Area manufacturers told me they were eagerly awaiting the opening of the new airport and the additional service being offered by Southwest Airlines. David Delie, president and CEO of Berg Steel Pipe Corp., has his major customers in Houston. Since there were no direct flights from Panama City to Houston, Delie had to connect through Atlanta, or travel to Pensacola or another more distant airport in order to make the Houston trip. It was time-consuming, inconvenient and more expensive than he liked.

That situation changed dramatically on May 23 when the new airport opened. The airport is part of a development plan that has been in the works for more than a decade. St. Joe Corp., owner of a 75,000-acre tract that surrounds the airport, has been working with area politicians and economic development officials for years on its West Bay Plan, which features areas for commercial and residential development as well as nearly 41,000 acres set aside for conservation.

Not everyone has been in favor of the airport project. The Natural Resources Defense Council sued developers, arguing that the airport construction on what had largely been wetlands would cause damage to the ecosystem, but two lawsuits were dismissed. Finally, construction on the airport began in 2008.

Local economic development officials say the area offers a series of advantages for businesses looking to come to the area, including:

  • Seven military bases
  • Multiple deepwater ports
  • An improved network of highways
  • Attractive living with a warm, sunny climate and white sand beaches

The new airport is open and operating, development plans continue for the area, but the sunny optimism I encountered on that trip must now be tinged with the same foreboding many who depend on the pristine beaches of Florida are sharing since the Deepwater Horizon oil rig exploded on April 20.

"This is an event that has changed the company, and the commitment to safety has been reinvigorated." said BP spokesman Neil Chapman. However, Chapman wasn't speaking about the oil rig explosion that killed 11 workers. He was talking about the explosion at the company's Texas City refinery in 2005 that killed 15 contract workers.

In its investigation of the Texas City explosion, the U.S. Chemical Safety Board (CSB), the federal agency charged with investigating chemical accidents, found that "safety system deficiencies created a workplace ripe for human error to occur." Among its findings, CSB faulted BP for a work environment at Texas City that encouraged BP employees to deviate from procedures.

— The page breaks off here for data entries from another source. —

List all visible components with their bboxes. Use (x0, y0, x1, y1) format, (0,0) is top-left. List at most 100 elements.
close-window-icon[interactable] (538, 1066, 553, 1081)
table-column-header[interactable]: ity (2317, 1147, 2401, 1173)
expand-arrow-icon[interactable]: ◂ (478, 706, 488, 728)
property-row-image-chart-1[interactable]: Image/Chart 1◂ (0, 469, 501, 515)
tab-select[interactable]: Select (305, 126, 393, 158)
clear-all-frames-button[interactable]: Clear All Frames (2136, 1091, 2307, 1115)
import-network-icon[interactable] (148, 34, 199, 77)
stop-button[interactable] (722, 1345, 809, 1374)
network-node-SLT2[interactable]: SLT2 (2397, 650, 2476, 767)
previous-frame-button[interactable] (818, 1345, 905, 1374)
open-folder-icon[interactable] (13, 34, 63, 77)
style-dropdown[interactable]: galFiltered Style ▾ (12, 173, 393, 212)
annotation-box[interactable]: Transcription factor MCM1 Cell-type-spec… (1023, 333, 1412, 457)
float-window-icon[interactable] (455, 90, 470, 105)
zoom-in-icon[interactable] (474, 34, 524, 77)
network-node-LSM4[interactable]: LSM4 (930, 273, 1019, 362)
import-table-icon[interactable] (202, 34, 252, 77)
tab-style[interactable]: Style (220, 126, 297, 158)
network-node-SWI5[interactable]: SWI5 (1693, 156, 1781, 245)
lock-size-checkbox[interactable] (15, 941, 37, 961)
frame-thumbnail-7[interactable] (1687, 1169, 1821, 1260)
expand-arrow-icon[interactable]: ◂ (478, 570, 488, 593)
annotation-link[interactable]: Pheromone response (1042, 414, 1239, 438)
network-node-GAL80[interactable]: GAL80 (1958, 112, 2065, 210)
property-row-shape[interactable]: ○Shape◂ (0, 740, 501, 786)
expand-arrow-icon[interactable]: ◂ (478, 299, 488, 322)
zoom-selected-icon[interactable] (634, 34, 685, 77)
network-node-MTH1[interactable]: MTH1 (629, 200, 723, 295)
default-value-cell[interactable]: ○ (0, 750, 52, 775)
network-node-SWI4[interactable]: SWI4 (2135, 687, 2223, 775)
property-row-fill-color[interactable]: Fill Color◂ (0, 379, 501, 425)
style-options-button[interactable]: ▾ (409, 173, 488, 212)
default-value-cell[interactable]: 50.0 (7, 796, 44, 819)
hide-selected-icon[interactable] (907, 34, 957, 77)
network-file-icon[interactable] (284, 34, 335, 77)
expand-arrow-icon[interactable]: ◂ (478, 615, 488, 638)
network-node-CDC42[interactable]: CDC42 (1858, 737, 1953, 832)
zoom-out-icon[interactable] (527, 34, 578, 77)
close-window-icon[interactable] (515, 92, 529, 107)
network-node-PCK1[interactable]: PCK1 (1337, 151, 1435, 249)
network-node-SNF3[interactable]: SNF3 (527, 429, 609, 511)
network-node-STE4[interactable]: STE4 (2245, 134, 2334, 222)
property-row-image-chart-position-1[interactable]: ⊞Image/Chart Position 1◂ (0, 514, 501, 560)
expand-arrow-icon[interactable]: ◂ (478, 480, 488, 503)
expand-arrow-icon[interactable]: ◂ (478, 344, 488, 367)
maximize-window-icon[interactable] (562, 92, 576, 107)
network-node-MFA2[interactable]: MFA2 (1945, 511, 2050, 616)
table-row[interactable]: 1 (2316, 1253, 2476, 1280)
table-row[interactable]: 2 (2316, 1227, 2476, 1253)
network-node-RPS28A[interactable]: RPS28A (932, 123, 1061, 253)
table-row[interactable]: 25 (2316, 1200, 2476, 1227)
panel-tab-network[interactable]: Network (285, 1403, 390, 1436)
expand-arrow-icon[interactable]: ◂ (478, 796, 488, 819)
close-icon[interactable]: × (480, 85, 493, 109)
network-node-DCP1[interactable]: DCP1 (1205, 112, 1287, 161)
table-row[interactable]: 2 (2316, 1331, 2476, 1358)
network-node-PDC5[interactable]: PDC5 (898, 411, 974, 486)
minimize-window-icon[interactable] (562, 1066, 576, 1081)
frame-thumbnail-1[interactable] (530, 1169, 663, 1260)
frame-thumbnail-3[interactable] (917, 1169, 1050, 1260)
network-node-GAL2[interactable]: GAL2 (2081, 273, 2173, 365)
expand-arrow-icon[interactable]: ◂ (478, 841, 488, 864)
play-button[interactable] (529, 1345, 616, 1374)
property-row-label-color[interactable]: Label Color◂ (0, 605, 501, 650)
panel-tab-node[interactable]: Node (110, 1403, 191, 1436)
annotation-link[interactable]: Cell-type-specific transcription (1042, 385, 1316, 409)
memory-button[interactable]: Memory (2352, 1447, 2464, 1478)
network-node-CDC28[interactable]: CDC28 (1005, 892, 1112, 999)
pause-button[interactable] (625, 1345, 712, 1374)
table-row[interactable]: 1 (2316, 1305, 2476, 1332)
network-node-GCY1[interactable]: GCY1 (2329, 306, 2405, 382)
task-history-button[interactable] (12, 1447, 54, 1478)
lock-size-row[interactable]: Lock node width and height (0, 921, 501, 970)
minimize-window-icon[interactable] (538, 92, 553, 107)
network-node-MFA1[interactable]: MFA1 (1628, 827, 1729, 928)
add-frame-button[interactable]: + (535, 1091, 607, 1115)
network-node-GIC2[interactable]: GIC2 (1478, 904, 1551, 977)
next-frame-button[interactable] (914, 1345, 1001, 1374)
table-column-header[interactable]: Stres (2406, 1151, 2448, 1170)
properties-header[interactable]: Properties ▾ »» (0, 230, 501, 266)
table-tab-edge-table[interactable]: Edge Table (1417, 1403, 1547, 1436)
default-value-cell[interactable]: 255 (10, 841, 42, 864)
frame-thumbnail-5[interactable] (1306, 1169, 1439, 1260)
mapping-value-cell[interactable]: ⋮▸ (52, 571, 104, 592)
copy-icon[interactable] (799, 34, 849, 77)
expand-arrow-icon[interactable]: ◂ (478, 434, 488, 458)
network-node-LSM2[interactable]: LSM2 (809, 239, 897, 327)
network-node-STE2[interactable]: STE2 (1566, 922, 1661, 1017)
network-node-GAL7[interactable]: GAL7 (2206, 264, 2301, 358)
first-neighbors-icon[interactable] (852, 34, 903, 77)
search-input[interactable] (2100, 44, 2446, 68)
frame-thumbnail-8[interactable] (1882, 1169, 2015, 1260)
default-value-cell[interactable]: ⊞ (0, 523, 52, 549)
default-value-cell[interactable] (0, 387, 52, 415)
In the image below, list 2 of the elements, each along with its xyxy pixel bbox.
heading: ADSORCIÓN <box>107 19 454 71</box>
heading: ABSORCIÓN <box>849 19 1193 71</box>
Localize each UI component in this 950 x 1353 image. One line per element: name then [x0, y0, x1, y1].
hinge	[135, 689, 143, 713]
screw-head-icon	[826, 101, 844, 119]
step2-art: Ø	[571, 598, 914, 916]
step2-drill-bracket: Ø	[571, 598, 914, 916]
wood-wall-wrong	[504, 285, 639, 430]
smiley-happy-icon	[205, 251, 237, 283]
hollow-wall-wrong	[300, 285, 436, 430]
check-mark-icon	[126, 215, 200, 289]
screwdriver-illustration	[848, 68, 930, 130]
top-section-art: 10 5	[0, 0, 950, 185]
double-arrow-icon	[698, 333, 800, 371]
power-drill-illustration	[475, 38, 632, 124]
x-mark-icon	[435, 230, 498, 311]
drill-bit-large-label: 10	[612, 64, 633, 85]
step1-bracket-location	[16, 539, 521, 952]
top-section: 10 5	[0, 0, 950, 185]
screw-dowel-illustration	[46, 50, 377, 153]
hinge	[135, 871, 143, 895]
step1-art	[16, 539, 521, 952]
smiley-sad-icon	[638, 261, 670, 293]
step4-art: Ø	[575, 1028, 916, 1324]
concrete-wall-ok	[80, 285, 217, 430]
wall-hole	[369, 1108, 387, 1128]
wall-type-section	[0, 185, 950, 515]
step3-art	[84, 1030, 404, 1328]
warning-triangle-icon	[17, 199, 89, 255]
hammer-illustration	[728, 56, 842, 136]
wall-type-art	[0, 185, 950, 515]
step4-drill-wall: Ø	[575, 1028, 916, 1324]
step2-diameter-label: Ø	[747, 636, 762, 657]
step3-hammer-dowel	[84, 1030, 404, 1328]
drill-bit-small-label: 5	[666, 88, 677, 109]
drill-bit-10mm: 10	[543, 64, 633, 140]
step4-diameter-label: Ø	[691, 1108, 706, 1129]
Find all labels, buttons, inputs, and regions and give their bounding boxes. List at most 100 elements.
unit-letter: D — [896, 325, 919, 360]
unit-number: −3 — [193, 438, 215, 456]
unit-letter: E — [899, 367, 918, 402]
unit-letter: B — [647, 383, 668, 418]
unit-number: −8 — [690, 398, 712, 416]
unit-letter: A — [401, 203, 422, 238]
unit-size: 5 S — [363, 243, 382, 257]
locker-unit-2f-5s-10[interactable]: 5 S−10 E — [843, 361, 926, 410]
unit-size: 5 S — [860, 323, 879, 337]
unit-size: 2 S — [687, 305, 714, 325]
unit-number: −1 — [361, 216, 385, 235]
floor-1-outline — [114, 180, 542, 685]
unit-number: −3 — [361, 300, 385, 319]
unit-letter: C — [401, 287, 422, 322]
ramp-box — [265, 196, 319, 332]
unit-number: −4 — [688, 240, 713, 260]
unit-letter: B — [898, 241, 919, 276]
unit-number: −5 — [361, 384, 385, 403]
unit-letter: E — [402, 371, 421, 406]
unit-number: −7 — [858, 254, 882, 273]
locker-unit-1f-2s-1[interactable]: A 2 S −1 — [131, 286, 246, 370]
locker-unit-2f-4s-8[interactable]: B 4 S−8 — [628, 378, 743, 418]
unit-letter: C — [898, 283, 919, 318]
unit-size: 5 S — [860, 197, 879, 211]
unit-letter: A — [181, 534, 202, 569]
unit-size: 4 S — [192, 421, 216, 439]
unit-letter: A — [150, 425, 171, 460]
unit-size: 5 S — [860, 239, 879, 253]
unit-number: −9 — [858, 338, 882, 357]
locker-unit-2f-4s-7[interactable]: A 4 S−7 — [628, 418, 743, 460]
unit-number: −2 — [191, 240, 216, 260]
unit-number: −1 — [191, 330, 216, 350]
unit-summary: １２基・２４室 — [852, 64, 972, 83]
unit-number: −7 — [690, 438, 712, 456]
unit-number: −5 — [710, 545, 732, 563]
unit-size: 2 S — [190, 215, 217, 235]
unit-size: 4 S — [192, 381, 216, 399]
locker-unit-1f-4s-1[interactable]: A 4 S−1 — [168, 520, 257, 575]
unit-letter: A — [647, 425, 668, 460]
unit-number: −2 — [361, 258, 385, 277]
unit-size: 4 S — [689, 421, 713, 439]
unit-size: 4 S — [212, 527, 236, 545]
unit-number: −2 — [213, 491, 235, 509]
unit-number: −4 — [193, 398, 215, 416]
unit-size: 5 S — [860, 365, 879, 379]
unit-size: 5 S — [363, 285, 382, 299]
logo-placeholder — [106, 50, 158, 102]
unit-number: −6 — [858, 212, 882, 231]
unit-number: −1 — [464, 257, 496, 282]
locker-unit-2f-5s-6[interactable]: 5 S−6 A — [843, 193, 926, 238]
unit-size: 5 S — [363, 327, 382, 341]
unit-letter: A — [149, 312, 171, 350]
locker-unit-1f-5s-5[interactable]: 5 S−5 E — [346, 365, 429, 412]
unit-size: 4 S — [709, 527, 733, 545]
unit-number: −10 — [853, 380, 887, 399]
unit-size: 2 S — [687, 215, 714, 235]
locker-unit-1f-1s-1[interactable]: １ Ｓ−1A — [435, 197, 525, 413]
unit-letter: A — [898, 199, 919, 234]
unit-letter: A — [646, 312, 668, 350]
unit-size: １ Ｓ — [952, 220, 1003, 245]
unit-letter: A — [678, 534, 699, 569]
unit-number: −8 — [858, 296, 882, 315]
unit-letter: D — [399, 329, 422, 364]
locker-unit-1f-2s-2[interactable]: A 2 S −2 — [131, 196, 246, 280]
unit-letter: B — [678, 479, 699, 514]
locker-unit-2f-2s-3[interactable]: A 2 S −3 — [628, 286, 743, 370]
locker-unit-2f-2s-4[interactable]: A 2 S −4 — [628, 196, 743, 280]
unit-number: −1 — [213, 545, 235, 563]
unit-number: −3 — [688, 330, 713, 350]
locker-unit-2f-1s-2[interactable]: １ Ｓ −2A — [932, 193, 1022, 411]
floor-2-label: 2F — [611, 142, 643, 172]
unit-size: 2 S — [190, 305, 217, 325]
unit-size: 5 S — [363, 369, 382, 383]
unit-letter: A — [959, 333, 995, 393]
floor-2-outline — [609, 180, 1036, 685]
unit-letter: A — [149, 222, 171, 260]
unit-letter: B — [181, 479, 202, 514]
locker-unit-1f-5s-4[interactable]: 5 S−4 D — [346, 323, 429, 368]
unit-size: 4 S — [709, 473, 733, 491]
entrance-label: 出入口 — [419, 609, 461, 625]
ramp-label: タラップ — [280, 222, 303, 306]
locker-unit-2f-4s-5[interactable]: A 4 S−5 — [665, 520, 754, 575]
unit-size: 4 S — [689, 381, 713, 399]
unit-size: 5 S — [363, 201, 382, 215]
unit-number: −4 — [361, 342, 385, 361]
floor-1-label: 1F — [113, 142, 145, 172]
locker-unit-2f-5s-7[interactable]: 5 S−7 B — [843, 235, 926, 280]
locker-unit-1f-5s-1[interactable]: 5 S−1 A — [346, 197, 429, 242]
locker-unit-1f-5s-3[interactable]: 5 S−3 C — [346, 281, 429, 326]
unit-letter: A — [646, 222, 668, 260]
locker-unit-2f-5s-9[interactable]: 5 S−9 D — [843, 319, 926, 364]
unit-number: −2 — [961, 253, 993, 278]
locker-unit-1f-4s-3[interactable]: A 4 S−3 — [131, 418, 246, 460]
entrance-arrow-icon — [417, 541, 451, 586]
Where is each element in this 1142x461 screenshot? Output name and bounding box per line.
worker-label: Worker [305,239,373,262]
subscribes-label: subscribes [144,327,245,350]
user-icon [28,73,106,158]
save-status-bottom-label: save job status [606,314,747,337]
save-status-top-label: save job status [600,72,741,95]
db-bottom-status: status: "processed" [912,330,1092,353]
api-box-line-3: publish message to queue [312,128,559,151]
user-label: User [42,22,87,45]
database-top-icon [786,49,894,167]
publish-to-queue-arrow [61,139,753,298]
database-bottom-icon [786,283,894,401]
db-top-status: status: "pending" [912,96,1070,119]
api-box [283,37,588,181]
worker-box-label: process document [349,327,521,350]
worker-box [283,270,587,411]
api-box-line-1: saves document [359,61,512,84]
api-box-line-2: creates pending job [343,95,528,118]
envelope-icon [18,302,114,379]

Now flash forward to BP internal communications about the events leading up to the Deepwater Horizon explosion cited in a letter to BP CEO Tony Hayward from Rep. Henry Waxman, D-Calif. He notes that the Macondo well was "significantly behind schedule," and this "appears to have created pressure to take shortcuts to speed finishing the well." Waxman focuses on five crucial decisions about the drilling made by BP, such as a decision to "use a well design with few barriers to gas flow," and concludes that the "common feature of these five decisions is that they posed a trade-off between cost and well safety."

The test of a safety culture is how it performs in all the day-to-day decisions made when the pressure is on, not in how it crafts declarations of regret. For BP, the count may be two strikes and out.

Steve Minter is IW's chief editor. He is based in Cleveland.